Stocks discussed on the in-depth session of Jim Cramer's Mad Money TV Program, Wednesday March 9.
CEO Interview: Dave Cote, Honeywell (NYSE:HON)
Honeywell (HON) has had one of the most bullish analyst meetings in ages, said Cramer, where the company laid out a five year forecast whereas in the past, management was unable to outline a plan more than a few months down the road. Honeywell is a play on multiple bull markets, including aerospace and energy conservation. The one-time cyclical play is now seeing growth all year round and has turned into a world-class industry leader. Dave Cote saw the recession coming and cut costs before the onslaught. Because the company was prepared for the worst, it is coming back with a vengeance, and is inexpensive, selling at a multiple of 13 with a 13% growth rate.
Dave Cote explained that the company is able to make such an aggressive forecast because it now has the institutional capability. "I feel good about the whole machine right now. It is really working. It is really humming. It feels pretty darn good." Cote explained that the company has incredible divisions that transcend the U.S. GDP. "There is no such thing as a company that is not in a cycle. The question is how well you perform when you are in that cycle," and the last recession proved that Honeywell could not only survive, it can prevail. With the growth in emerging markets and rise in energy prices, Honeywell has "a multiplicity of macro trends that are growing in our direction...we are in the absolute sweet spot of growth."
Cote used the example of Turbocharged engines as an area where Honeywell is taking charge and saving the customer energy. The engine has a smaller size and uses 25% less energy, but the U.S. is behind the rest of the world in adopting such an engine on a massive scale. Cramer congratulated Cote on Honeywell's strong performance and called him "the most bankable large cap CEO in the world today."
CEO Interview: Steve Sadove, Saks (NYSE:SKS)
With higher gas prices and after Urban Outfitters (NASDAQ:URBN) "totally blew" its bad quarter, is there any hope for retail? Cramer would look to super upscale name Saks (SKS) which has broken out here. While he confesses he preferred other high-end names in the past, Saks "has the right formula for this market." February same store sales were the highest of any of its peers; 15.5% compared to analysts' expectations for 5%. The company reported a 5 cent earnings beat and a 6% rise in revenue year over year. The company is finally coming "back to its roots" and Cramer saluted Steve Sadove as the architect of this comeback.
Sadove said, "The consumer wants value, not just a good price, but quality." He feels the luxury customer is coming back and noted that, during the recession, customers did not want to surrender their brands but wanted lower price points. Now that the economy is improving, they are willing to pay higher prices. "Every one of our core businesses are on fire."

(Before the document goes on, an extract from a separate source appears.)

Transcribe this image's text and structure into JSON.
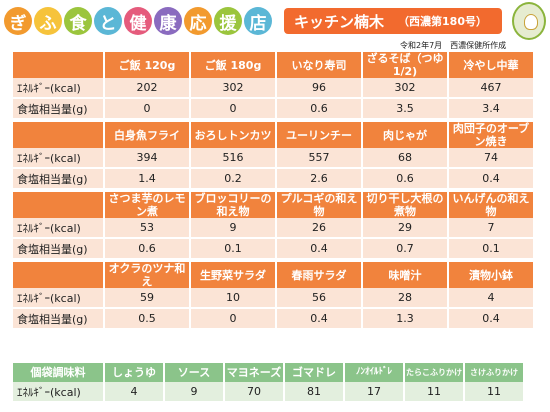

Saks is seeing growth across the country, with some of the most dramatic growth in Southern Florida where Latin American customers are paying up for quality. Sadove notes the most loyal customers shop both on the internet and in stores. Even though the stock plunged during the recession. Sadove believes the company is no longer in defensive but offensive mode and will continue to see an upside.
Happy 2nd Birthday, Brave Bull Market: Finisar (NASDAQ:FNSR), Cree (NASDAQ:CREE), Nvidia (NASDAQ:NVDA), Brandywine (NYSE:BDN), B&G Foods (BGF), Linn Energy (NASDAQ:LINE)
In a market dominated by uncertainty about the Middle East and rising gas prices, it is good to look for safe places to invest in the form of high-dividend, low-risk stocks. Finisar (FNSR) plummeted 15 points after a disappointing quarter and took Cree (CREE) and Nvidia (NVDA) along with it. There is a lot of bearishness about tech now and Cramer would look instead to REIT Brandywine (BDN), which yields 4.8% and is a play on employment growth, up 34% so far this year. He also likes Linn Energy (LINE) with a 7% yield and B&G Foods (BGF) with a 6% yield.